Access Bank Wins Women Market Champion Award 2015

Access Bank Plc has received the Global Banking Alliance for Women Market Champion 2015 Award in recognition for its innovative approach to banking women across the shores of the country.

The bank also restated that its W Awards, the first of its kind in Nigeria,
seeks to recognise and celebrate Nigerian women, home and in the Diaspora, who have impacted the Nigerian economy and their immediate environment positively.

During the 14th Annual Summit of the Global Banking Alliance (GBA) for Women in Sao Paulo, Brazil, Access Bank bagged the award for the Women’s Market Champion 2015 alongside banks across the world which had implemented successful women market programmes.

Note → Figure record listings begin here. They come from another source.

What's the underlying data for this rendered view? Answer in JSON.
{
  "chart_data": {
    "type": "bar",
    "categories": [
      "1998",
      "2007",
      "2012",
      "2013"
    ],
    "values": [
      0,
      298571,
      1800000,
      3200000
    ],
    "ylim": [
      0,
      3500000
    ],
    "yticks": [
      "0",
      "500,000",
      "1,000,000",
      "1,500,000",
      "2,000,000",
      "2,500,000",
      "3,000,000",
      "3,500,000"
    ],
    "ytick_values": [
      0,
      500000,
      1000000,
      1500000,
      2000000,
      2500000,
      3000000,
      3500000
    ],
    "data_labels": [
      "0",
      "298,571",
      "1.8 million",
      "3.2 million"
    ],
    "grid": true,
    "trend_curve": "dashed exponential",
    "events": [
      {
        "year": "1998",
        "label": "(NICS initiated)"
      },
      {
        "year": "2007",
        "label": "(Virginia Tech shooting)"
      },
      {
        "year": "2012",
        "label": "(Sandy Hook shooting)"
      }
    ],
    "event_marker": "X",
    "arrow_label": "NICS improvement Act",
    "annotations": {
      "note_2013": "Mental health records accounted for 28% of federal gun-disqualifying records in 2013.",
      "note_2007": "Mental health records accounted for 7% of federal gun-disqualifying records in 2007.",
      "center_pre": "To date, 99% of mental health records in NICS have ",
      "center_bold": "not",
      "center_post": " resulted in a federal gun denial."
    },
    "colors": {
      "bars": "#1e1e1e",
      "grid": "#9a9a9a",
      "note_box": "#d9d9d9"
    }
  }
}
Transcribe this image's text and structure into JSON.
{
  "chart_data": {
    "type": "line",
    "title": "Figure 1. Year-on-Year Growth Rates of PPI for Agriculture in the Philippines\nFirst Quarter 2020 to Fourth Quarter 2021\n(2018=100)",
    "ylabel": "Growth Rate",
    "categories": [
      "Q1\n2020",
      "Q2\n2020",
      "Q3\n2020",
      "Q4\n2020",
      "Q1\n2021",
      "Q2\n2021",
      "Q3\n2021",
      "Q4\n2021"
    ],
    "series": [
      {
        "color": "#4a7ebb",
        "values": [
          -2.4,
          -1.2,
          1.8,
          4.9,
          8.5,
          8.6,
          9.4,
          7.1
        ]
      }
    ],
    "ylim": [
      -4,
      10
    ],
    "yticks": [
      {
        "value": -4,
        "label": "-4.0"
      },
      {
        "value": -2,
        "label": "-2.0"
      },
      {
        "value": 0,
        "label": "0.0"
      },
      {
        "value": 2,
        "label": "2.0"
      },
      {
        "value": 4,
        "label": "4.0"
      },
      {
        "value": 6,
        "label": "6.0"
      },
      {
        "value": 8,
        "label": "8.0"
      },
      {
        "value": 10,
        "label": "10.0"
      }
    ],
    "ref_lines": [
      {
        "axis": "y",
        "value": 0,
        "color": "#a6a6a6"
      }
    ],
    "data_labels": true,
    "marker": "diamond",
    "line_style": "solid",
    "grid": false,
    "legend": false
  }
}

This award is coming on the heels of the one-year anniversary of the bank’s W
initiative which was launched in Nigeria and subsequently in the Bank’s
subsidiaries.

The World Bank Group’s Women, Business and the Law 2016 Report

The World Bank Group’s Women, Business and the Law 2016 report has acknowledged Nigeria alongside Kenya and Ethiopia as countries with “very few barriers” to women’s entrepreneurship and employment in the areas monitored.

The report found that 28 of the 41 sub-Saharan African economies covered by the in the assessment continued to maintain restrictions that do not allow women to work in the same jobs as men, and added that property rights remain an impediment to wealth accumulation for women.

The Brookings’ 2015 Financial and Digital Inclusion Project (FDIP) Report

The Brookings’ 2015 Financial and Digital Inclusion Project (FDIP) report, which evaluates access to and usage of affordable financial services across 21 countries, has rated efforts by Nigeria to drive financial inclusion high. According to the report by the Center for Technology Innovation, with a total of 72 percent points.

Nigeria achieved a number nine ranking for the country’s overall financial inclusion efforts. The report analysed the financial inclusion landscape in Afghanistan, Bangladesh, Brazil, Chile, Colombia, Ethiopia, India, Indonesia, Kenya, Malawi, Mexico, Nigeria, Pakistan, Peru, the Philippines, Rwanda, South Africa, Tanzania, Turkey, Uganda, and Zambia. Countries received scores and rankings based on 33 indicators spanning four dimensions: country commitment, mobile capacity, regulatory environment, and adoption.